The pace of the stock market’s rise as it continues a bounce off the June lows is nearing a magnitude that’s preceded “huge” moves in the past. The dilemma for investors is that those moves can be in “either direction,” analysts at Jefferies observed in a weekend note.
Through Friday, the S&P 500 SPX, +0.76% has bounced more than 13% off its 2022 closing low of 3,666.77, set on June 16. While the S&P 500 remains in a bear market, having tumbled more than 20% from its Jan. 3 record close, the Dow Jones Industrial Average DJIA, +0.76% will exit a market correction with a close above 32,877.66 while the Nasdaq Composite COMP, +1.04% would exit its brutal bear market with a finish above 12,775.32.
Read: Why the U.S. stock rally looks more like a new bull market than a bear bounce to these analysts
But it’s the large-cap benchmark S&P 500’s more-than-7% rise over the past four weeks that is “dangerously close to extremely interesting from a signal perspective,” wrote Jefferies strategists, including Andrew Greenebaum, in a Sunday note.
A rise of just more than 8% over four weeks would mark a two-standard deviation for S&P 500 rallies, they observed, based on data going back to 1990, which means the market won’t need “much more juice” to hit statistically significant territory.

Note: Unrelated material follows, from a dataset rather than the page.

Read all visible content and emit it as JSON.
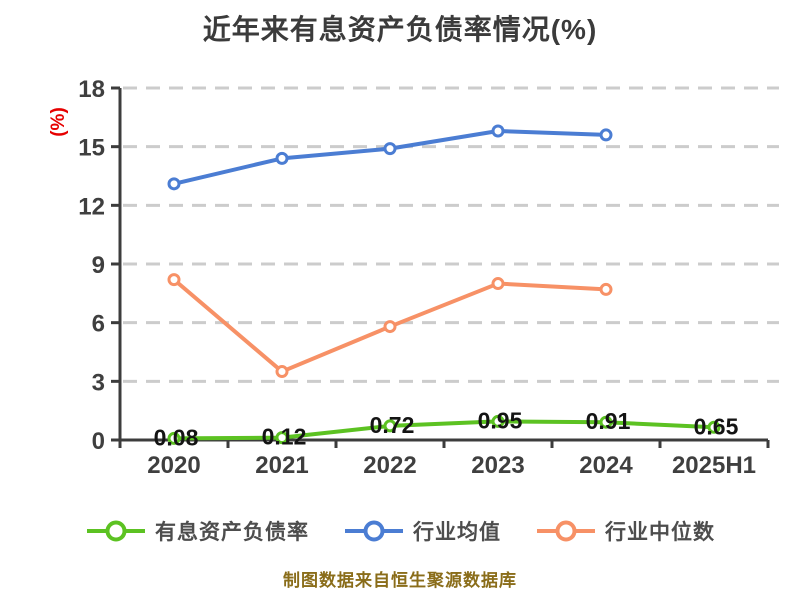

And in the 17 times the S&P 500 has hit that threshold, the subsequent performance “looks massive,” they wrote, averaging 9% over the next six months. But there’s a notable caveat in that there were also several instances that saw double-digit negative returns. And when the prior six months were negative — as would be the case this time around — “the likelihood of positive returns drops precipitously,” they wrote (see chart and table below).
The takeaway, they said, is that “while the seemingly unstoppable bounce may lure folks in, there is still a strong chance it’s just a (quite tradeable) bear market rally.”